Y así es como está ahora. Por más
vueltas que he dado, solo he encontrado una explicación: aunque lo tengo en mi
celda, ¡tiene frío!
Visto lo visto, he tenido que
pedir asilo, y trasladarle a la sala de trabajo, donde hay gloria y el clima es
mucho más agradable.
-Menos mal que eres un bonsai...
-dije mientras le transportaba- Si llegas a ser un árbol grande, ¡a ver qué
hacíamos contigo!
Sentí que el Señor me invitaba a
ser como ese bonsai, pequeño, que se deja transportar... porque confía en que
todo es para su bien.
¿Y qué pasaría si fuese un árbol
grande, con las raíces firmemente agarradas al suelo? Cristo nos ha dado la
respuesta: en ese caso, no arrancaría el árbol, pues no le gusta obrar con
nosotros a la fuerza... Lo que haría sería salir a la intemperie con él,
quedarse a su lado, compartir su suerte. ¿Acaso no es eso lo que hizo al morir
en la Cruz? Quiso compartir en todo nuestro destino... para regalarnos el Suyo.

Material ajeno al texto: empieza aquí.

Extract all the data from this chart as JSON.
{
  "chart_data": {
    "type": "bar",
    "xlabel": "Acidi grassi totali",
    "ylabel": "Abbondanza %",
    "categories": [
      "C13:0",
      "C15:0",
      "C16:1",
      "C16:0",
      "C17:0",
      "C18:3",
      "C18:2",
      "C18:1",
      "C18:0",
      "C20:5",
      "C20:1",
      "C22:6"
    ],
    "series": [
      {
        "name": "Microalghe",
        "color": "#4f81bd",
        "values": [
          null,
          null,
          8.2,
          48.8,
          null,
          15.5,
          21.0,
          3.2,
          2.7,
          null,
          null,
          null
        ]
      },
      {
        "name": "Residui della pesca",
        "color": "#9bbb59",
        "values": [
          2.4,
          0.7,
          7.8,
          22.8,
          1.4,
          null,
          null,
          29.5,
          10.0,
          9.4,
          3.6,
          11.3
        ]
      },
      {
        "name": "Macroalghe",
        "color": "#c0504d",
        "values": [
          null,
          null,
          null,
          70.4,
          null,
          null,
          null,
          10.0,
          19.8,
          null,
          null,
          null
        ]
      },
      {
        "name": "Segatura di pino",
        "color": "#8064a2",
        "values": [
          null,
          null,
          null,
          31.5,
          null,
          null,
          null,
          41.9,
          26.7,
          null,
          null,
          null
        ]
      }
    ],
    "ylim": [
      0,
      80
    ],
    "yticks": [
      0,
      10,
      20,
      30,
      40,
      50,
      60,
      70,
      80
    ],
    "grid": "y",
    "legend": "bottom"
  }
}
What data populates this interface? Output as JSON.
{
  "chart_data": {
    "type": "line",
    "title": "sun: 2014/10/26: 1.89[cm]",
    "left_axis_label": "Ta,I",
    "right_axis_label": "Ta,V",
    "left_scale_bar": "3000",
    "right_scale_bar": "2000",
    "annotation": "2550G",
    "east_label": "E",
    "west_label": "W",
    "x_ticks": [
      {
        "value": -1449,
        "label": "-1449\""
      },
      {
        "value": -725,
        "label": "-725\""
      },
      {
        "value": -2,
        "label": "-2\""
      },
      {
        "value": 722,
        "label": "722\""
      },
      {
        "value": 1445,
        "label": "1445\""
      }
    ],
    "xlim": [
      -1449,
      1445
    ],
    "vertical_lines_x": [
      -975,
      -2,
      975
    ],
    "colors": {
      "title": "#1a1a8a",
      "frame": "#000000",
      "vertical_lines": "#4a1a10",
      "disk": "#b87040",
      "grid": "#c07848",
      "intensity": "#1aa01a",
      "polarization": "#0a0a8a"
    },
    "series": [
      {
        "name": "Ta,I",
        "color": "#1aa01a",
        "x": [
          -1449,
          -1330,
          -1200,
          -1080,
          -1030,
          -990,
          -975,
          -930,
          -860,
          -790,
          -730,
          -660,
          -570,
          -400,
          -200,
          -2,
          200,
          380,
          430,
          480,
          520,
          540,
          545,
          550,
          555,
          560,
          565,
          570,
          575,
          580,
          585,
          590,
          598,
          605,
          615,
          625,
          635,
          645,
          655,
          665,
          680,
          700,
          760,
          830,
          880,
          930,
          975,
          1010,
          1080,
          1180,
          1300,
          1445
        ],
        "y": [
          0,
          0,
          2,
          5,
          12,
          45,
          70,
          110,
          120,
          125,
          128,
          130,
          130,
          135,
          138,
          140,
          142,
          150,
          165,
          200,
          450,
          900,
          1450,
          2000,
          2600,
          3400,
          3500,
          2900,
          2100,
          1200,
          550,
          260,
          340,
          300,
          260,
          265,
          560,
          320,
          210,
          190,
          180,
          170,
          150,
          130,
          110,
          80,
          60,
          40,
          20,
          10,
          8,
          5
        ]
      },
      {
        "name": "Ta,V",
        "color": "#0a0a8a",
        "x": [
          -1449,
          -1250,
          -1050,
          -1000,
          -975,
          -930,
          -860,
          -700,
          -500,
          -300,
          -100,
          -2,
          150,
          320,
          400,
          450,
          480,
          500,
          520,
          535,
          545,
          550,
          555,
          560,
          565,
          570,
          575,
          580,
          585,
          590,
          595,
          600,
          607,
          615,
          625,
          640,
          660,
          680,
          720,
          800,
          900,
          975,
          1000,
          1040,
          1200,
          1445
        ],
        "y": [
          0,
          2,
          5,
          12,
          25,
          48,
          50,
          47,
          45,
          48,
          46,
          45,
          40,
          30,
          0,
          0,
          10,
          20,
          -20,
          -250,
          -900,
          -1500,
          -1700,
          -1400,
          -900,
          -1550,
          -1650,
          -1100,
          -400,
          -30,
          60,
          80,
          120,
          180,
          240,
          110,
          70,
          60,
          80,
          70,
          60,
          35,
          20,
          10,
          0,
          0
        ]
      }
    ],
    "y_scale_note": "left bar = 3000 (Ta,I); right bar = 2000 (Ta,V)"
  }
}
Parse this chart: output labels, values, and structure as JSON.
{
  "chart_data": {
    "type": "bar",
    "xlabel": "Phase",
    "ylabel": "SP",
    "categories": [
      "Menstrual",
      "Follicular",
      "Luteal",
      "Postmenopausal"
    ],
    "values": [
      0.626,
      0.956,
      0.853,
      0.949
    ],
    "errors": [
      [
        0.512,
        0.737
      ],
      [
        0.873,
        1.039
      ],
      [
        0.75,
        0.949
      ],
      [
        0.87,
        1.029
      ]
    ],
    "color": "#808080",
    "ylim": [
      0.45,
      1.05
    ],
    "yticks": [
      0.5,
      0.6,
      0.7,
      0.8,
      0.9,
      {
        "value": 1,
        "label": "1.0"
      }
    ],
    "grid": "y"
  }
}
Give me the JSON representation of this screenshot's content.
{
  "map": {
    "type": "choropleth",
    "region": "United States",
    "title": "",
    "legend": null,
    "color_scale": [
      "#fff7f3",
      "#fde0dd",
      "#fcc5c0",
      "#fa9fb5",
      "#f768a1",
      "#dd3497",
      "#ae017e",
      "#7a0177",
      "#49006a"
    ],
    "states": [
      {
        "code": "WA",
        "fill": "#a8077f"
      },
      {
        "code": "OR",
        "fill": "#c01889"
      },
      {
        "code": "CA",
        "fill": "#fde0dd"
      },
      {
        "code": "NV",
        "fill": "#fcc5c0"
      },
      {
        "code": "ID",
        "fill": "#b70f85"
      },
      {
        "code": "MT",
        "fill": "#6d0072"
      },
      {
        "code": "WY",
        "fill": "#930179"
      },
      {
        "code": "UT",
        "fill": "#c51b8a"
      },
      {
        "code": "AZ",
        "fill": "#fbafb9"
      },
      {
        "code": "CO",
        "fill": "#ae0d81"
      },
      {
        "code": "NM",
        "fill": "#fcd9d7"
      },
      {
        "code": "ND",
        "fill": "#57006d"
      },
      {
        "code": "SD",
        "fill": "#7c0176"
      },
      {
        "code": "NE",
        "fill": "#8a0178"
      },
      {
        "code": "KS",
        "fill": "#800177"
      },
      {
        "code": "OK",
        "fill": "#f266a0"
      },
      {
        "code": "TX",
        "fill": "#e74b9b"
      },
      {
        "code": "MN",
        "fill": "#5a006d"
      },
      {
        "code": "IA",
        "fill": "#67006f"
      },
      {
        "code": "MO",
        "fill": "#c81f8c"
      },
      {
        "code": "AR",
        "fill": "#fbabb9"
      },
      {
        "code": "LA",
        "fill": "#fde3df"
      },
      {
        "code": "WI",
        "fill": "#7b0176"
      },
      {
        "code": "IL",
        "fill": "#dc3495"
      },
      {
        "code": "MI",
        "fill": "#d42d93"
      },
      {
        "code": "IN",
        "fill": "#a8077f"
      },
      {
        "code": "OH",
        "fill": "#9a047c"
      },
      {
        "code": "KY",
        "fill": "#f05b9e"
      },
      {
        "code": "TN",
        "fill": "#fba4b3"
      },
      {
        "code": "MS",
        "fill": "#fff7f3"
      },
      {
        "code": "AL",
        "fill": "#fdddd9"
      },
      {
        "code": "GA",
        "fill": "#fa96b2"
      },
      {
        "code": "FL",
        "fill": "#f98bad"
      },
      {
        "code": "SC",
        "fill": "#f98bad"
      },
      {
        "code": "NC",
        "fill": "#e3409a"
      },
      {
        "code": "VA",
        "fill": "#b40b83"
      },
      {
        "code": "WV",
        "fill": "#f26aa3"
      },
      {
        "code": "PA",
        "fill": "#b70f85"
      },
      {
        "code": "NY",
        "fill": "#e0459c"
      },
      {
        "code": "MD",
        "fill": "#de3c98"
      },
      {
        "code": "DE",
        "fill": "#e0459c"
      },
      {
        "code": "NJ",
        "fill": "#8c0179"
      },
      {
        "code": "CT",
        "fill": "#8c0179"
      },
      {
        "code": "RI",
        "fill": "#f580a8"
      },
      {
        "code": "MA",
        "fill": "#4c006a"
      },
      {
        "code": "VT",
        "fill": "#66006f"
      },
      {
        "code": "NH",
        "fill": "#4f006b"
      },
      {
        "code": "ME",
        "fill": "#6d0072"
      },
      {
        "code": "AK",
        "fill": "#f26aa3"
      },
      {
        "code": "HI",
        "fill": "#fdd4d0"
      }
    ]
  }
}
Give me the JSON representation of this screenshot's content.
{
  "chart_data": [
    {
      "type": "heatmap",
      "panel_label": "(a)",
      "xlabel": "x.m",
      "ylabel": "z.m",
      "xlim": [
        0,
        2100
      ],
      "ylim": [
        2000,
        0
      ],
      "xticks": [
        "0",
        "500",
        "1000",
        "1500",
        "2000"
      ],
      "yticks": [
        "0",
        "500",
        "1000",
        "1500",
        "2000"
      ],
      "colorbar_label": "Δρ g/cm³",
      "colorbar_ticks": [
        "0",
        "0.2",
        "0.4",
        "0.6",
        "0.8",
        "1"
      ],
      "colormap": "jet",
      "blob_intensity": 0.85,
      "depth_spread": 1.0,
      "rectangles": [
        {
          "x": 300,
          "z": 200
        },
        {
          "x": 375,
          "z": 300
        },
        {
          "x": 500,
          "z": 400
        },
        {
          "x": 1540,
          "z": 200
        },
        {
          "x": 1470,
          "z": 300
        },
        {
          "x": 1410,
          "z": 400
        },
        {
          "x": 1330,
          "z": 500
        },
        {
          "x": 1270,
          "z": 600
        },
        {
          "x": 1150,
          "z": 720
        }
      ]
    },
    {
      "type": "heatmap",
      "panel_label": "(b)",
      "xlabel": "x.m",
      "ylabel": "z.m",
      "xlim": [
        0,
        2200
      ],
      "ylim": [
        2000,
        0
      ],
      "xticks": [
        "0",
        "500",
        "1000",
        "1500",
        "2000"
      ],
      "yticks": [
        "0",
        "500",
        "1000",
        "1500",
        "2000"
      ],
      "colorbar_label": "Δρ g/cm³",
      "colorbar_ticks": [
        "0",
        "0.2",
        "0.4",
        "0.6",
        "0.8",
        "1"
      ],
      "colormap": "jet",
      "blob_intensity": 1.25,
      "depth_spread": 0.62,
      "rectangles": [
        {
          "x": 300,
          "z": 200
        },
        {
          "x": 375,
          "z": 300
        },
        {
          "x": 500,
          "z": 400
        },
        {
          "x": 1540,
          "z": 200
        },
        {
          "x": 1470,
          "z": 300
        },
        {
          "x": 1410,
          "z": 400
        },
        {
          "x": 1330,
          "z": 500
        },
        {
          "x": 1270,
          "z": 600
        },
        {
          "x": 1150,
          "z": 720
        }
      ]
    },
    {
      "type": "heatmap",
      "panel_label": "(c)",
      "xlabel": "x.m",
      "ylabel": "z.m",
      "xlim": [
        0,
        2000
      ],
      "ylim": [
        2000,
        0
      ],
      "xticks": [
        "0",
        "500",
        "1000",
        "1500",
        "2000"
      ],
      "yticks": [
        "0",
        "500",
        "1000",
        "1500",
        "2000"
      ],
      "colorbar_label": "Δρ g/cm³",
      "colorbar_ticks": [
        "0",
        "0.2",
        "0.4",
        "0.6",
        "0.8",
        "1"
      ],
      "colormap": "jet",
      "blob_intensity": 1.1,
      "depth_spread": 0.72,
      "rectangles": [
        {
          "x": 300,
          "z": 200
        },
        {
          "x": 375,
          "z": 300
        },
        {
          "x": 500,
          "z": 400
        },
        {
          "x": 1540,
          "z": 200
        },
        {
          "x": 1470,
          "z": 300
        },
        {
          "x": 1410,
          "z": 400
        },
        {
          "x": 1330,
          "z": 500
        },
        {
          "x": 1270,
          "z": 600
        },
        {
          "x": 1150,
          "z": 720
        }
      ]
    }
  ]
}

Querido árbol, ni el tamaño de tu
tronco, ni tus raíces... nada podrá hacer que Cristo te quiera menos: ¡Él ya te
ama hasta el extremo! Pero, cuanto más pequeño te haces, cuanto más te dejas
llevar por Él, ¡más disfrutas! El Reino de los Cielos empieza aquí...
Hoy el reto del amor es ponerse
en las manos de Cristo. Bueno, seamos más concretos: ¿Qué tal... poner tu
agenda en Sus manos? Deja que Jesús guíe tu día. Si hay imprevistos, piensa que
es un “movimiento” del Señor; si algo no sale, es que Él quiere llevarte a otro
lado; y si todo va bien, ¡disfruta! Pase lo que pase, tu corazón descansará,
pues sabes que vas en manos de una Persona que te ama. ¡Feliz día!